Danny didn't rush to see the pilot; odds were, he considered, that it was just some other stoop-labor job that needed doing. It could wait until he had something to eat—although, he reflected, chewing doggedly through a guaranteed full daily requirement of essential vitamins and minerals (it looked like a dog biscuit), eating wasn't a hell of a lot more fun than digging latrines.
But that wasn't what Kappelyushnikov had in mind. "Is no more manual labor for you and me for awhile, Danny," he grinned. "Have now been honored by appointment as chief meteorologist. Must make more wasserstoff to check winds, and you help."
"Harriet was real shook up by the storm," Dalehouse guessed.

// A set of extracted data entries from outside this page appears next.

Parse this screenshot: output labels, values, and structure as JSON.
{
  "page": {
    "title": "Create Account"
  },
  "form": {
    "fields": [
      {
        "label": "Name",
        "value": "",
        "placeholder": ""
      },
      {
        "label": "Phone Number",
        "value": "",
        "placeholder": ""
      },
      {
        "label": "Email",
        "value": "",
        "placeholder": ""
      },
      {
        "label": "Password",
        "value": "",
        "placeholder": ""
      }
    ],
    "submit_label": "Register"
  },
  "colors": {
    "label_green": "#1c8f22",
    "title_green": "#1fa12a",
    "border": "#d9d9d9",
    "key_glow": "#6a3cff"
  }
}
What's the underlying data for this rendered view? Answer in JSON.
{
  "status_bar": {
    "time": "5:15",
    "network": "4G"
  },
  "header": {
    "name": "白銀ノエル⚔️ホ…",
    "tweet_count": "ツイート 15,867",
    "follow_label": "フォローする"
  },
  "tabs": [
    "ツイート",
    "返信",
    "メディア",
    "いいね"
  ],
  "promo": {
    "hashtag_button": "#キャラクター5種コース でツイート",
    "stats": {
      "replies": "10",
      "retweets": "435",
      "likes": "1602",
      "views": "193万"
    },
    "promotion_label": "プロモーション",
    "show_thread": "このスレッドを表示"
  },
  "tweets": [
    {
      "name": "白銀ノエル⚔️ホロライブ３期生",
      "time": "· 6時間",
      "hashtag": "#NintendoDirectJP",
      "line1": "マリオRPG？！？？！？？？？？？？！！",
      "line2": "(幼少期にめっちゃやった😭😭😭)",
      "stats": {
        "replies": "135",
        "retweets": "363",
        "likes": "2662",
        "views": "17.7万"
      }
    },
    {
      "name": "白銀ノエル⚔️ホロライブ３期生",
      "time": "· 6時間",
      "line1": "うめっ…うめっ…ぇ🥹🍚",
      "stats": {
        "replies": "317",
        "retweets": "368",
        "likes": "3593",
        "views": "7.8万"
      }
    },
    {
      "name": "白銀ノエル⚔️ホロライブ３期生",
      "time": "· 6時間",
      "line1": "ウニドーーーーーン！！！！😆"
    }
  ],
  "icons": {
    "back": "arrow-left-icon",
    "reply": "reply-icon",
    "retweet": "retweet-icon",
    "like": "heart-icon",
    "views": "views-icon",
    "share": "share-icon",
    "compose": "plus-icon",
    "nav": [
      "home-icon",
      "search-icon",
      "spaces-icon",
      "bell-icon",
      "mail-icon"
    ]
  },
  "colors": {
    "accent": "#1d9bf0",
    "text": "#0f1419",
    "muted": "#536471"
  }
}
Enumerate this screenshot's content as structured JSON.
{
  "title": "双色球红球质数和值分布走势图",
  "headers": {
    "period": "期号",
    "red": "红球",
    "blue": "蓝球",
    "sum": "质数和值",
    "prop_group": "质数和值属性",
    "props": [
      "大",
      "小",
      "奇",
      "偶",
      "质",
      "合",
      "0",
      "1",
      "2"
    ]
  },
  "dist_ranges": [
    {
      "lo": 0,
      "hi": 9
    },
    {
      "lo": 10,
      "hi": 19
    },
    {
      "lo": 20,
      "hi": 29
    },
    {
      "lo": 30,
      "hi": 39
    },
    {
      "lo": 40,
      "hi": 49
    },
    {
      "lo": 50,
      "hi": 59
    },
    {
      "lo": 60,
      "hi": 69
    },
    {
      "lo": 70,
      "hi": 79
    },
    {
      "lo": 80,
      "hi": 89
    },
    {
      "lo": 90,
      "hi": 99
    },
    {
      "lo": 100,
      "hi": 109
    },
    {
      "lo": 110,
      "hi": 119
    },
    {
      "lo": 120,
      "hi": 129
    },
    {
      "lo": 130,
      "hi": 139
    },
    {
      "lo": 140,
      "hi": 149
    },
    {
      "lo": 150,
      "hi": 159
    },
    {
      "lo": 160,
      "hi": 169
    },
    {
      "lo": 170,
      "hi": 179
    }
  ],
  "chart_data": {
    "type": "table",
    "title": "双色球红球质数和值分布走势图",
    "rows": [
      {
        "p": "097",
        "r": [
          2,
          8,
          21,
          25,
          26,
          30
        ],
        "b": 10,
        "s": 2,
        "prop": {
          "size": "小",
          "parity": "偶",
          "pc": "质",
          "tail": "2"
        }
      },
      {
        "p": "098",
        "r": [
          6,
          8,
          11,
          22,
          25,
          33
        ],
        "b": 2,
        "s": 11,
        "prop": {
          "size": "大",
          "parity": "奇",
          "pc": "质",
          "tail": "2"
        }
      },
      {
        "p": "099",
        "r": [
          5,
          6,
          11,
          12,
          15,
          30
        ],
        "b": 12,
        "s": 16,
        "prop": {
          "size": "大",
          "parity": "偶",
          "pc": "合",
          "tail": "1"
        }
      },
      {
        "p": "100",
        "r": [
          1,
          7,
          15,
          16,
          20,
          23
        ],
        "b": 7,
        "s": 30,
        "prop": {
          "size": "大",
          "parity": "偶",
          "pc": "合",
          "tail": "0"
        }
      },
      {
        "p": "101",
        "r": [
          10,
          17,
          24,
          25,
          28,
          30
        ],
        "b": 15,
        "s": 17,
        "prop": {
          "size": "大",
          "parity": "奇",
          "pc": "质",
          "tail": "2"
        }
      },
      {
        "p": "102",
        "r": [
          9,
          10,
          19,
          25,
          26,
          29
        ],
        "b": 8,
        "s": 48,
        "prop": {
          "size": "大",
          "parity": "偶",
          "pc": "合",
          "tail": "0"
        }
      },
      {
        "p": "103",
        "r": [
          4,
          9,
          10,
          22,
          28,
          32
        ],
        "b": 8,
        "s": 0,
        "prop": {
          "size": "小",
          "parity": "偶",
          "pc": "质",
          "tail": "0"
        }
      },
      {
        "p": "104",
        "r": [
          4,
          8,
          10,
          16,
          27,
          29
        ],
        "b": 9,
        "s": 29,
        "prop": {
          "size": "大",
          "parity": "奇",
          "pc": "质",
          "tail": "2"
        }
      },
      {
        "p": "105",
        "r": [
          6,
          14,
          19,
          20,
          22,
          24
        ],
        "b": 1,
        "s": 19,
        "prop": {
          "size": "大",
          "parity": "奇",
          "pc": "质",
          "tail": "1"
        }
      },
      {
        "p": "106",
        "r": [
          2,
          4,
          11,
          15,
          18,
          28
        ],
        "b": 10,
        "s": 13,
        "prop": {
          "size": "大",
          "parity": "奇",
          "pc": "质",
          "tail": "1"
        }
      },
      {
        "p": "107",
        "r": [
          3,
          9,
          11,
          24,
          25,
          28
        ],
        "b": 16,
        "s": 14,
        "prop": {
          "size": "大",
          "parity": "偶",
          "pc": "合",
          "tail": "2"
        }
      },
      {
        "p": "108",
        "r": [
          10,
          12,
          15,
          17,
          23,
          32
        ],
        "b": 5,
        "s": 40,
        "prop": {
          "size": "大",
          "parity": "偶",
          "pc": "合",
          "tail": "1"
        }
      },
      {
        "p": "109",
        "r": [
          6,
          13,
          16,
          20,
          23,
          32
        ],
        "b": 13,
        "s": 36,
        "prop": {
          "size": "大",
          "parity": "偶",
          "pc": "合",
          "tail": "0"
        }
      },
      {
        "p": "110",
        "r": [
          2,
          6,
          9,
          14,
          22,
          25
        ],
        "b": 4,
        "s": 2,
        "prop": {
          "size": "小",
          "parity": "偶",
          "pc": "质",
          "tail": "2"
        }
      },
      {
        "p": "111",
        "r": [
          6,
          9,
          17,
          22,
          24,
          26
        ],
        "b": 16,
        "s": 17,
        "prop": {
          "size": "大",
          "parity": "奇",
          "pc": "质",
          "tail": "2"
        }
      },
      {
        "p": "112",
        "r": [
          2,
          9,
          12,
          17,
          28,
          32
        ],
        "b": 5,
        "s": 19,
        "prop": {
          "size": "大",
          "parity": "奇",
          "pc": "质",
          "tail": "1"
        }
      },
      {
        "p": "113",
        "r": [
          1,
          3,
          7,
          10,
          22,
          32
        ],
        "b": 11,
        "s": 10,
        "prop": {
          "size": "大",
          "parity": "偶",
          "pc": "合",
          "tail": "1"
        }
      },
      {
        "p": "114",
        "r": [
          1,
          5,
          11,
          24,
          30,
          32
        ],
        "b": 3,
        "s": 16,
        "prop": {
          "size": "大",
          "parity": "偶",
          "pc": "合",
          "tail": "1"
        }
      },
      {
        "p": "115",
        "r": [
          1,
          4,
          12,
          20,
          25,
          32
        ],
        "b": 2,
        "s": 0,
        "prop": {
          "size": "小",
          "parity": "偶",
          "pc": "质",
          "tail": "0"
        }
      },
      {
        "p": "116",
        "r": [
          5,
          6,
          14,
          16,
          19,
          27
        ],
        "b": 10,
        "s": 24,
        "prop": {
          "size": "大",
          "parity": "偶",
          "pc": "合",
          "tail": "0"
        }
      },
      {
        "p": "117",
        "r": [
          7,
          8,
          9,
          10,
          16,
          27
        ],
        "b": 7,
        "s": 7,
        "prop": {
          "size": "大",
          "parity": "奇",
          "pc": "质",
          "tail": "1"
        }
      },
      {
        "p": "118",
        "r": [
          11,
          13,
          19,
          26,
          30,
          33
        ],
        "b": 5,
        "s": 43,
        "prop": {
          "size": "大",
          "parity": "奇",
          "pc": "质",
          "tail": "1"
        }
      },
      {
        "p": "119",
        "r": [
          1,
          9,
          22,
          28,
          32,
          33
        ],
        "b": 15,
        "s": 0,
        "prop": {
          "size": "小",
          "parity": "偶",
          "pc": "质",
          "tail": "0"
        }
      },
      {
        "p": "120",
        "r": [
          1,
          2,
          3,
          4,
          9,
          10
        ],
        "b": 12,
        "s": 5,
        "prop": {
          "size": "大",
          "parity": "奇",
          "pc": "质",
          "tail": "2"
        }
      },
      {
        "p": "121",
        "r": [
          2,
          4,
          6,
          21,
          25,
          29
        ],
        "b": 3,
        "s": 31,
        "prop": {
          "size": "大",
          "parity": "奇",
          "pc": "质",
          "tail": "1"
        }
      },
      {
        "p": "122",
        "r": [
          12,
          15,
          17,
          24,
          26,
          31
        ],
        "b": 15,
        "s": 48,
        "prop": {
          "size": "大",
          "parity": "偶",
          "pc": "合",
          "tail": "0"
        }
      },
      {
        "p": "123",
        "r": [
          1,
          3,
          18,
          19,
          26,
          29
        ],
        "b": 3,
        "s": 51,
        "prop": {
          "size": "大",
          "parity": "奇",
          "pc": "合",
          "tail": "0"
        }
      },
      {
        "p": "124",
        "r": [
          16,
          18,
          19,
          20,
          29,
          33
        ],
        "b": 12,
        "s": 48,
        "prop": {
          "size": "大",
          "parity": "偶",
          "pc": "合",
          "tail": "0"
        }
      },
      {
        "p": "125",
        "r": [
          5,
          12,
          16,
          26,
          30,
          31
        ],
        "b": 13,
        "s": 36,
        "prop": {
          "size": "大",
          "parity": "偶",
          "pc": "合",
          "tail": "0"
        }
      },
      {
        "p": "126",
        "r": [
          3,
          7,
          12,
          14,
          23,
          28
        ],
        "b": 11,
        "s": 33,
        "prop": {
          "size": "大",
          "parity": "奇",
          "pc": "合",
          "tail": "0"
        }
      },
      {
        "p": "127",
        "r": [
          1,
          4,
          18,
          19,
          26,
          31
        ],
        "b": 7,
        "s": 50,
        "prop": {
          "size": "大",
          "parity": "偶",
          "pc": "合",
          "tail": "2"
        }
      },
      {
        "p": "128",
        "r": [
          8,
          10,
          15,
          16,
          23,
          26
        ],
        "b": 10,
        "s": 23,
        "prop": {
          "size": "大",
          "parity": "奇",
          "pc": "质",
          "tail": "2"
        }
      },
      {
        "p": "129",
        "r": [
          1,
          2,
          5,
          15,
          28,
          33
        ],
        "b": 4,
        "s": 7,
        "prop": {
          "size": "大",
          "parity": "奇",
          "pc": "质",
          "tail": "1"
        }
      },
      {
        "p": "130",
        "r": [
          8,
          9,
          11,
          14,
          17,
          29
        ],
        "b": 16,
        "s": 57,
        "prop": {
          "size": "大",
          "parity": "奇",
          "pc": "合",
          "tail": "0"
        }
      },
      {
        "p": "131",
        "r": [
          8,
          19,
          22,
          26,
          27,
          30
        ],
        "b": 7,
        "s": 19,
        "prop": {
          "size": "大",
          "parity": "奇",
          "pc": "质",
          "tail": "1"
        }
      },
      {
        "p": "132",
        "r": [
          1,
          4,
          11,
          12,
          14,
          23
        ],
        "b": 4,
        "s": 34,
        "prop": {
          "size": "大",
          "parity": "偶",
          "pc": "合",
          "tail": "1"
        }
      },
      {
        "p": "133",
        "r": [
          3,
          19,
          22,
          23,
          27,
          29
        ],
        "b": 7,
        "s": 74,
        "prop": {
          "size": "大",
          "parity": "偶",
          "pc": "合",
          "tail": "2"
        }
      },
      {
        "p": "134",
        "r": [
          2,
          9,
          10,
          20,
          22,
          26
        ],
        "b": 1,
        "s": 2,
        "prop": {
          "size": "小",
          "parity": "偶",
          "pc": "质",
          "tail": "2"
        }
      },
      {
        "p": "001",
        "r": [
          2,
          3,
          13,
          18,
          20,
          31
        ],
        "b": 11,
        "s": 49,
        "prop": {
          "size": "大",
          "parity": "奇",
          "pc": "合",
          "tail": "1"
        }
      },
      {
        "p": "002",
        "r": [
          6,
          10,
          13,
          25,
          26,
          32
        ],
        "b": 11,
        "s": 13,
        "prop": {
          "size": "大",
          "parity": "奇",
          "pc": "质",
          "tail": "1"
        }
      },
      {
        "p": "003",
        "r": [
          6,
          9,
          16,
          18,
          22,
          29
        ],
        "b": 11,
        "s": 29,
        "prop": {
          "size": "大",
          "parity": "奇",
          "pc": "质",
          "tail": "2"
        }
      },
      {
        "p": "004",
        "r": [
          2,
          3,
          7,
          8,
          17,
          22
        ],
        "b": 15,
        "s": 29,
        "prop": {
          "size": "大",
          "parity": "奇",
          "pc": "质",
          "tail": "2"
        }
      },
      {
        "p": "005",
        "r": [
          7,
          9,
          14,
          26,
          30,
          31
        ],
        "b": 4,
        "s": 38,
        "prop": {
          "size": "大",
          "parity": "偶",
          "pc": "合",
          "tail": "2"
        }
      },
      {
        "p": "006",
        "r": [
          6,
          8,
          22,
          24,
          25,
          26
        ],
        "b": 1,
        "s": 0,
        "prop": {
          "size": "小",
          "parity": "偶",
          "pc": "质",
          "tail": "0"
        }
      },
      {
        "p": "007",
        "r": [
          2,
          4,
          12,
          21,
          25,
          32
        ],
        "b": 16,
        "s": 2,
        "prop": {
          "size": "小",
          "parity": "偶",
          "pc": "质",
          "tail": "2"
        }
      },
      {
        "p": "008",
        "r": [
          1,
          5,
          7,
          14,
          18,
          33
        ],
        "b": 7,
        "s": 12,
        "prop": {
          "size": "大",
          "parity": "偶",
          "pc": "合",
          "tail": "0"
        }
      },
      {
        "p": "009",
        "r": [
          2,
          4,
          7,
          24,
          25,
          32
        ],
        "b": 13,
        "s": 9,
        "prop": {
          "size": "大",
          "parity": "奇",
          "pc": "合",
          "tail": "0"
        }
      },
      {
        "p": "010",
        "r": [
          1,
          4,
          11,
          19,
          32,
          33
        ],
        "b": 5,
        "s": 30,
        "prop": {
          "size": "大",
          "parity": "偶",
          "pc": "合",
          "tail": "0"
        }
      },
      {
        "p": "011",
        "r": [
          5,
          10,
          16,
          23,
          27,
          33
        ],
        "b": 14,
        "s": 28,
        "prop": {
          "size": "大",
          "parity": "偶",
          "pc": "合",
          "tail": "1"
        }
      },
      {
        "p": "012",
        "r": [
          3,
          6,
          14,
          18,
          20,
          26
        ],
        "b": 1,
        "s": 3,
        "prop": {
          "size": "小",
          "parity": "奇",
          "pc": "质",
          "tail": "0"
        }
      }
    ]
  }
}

"Gasha? Yes, that is what she wants, better weather forecasting. But what I want is exotic travel to faraway places! You will see."
Kappelyushnikov's still had been converted to solar power, a trough of brackish water from the lake running between aluminum reflecting V's, and the vapor trapped on a plastic sheet overhead. The drops slipped down into a tank, and part of the fresh water was being electrolyzed into hydrogen and oxygen. From the hydrogen collector, a seamless plastic balloon, a small compressor whirred at regular intervals to pump the gas into a heavy metal cylinder.